Article 10 Matters Concerning Installation and Operation of Devices for Automatic Personal Information Collection, and
1. The Company uses a Web Storage that saves and retrieves usage information from time to time to provide customized services to customers. Web Storage supports the storage of data to clients, not to servers.
2. The Web Storage includes local storage, session storage, cache storage, and cookies. Local storage, session storage, cache storage, and cookies have their own unique characteristics and are selectively used as necessary.
2.1. Data is stored using session storage and local storage of a browser. Session storage temporarily stores data, but local storage is permanent. Users can erase local storage data by deleting the browser’s records.
2.2. Cache storage stores a file requested once in the browser and uses the file when the same request is made, and users can erase data by deleting their browsers’ records.
2.3. A cookie is a piece of data that a server (http) used to operate a website sends to a user’s computer browser and is also stored in the user’s PC’s hard drives.
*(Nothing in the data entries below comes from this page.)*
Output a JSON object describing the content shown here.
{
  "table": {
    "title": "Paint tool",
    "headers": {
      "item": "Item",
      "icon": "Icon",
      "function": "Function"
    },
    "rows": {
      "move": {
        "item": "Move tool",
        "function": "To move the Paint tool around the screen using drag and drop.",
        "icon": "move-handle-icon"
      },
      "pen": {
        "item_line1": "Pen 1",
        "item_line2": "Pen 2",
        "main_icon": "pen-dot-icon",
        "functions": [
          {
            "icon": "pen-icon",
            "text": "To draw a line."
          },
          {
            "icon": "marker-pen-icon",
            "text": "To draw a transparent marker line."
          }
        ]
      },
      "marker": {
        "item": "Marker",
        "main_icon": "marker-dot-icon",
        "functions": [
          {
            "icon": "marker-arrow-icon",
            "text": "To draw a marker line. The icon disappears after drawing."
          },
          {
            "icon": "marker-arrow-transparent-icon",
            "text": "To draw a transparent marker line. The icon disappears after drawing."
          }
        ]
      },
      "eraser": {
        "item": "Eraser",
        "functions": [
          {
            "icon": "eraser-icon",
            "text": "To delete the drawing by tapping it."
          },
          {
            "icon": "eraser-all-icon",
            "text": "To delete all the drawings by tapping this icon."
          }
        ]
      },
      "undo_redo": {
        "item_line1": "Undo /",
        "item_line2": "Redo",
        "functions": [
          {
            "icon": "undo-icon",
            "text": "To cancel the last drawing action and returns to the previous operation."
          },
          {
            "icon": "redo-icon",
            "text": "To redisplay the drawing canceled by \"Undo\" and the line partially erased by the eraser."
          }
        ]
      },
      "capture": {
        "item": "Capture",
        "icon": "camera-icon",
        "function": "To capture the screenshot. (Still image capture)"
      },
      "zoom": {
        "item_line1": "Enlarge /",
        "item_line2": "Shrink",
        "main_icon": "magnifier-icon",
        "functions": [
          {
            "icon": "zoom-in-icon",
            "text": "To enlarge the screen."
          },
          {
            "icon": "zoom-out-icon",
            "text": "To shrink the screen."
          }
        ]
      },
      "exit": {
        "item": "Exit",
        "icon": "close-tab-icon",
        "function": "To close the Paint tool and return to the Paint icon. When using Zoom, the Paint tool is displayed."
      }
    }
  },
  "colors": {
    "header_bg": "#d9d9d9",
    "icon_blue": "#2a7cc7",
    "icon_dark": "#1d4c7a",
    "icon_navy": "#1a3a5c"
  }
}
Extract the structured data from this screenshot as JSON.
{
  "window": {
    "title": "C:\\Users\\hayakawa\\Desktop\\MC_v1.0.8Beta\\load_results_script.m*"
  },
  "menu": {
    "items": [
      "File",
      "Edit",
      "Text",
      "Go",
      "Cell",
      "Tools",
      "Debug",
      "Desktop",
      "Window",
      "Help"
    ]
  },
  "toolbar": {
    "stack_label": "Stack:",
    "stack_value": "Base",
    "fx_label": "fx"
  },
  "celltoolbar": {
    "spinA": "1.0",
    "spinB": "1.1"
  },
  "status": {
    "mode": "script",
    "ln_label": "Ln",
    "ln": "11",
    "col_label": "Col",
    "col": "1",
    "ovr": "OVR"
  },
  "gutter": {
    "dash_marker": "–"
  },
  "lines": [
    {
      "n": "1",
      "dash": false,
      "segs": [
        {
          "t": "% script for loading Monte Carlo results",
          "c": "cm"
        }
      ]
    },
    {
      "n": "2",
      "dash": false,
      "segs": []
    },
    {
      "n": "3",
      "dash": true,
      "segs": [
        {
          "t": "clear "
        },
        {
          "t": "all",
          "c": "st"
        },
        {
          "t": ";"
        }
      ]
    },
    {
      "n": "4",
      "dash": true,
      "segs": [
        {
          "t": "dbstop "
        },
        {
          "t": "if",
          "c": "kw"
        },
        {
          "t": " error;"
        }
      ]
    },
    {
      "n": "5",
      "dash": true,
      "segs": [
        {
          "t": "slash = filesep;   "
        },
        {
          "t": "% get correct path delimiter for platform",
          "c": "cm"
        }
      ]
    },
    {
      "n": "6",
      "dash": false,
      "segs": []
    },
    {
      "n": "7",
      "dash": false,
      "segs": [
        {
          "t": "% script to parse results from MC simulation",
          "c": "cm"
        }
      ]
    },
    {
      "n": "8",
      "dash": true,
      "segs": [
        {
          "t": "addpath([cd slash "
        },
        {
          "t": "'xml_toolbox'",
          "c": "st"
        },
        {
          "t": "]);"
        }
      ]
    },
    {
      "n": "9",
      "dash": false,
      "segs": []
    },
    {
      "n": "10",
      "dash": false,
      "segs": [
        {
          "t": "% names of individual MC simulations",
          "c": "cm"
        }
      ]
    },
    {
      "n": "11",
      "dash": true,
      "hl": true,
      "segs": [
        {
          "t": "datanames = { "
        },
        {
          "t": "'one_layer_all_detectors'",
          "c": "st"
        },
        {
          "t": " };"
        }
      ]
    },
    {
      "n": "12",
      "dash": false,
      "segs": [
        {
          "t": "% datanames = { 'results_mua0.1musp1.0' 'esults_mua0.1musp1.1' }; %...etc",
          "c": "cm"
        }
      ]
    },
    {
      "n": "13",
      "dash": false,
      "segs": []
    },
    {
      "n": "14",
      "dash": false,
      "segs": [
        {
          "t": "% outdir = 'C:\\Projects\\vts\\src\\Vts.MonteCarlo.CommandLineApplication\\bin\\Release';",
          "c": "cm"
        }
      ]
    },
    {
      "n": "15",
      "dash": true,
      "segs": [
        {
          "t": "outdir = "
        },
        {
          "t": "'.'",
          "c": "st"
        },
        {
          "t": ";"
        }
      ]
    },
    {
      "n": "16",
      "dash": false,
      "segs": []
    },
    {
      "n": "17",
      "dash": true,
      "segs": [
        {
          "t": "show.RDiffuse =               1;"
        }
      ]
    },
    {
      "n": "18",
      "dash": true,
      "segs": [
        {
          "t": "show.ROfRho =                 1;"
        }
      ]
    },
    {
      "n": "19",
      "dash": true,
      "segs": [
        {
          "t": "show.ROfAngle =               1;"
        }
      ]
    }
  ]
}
If customers want to refuse to save cookies, they can refuse to store cookies in Option Settings in Tools>Internet Options>Personal Information menu at the top of their web browsers.
Article 11 Personal Information Protection Officer
- Personal Information Protection Officer: Seo Cheon-Ju
- Title in Charge: CTO
- Contact: privacy@aimmo.co.kr
Article 12 Miscellaneous
We hereby notify that this AIMMO Privacy Policy does not apply to the collection of personal information by other services such as the linked websites within the Service.
[Addendum]
This Privacy Policy shall enter into force on (Jul. 26), 2024.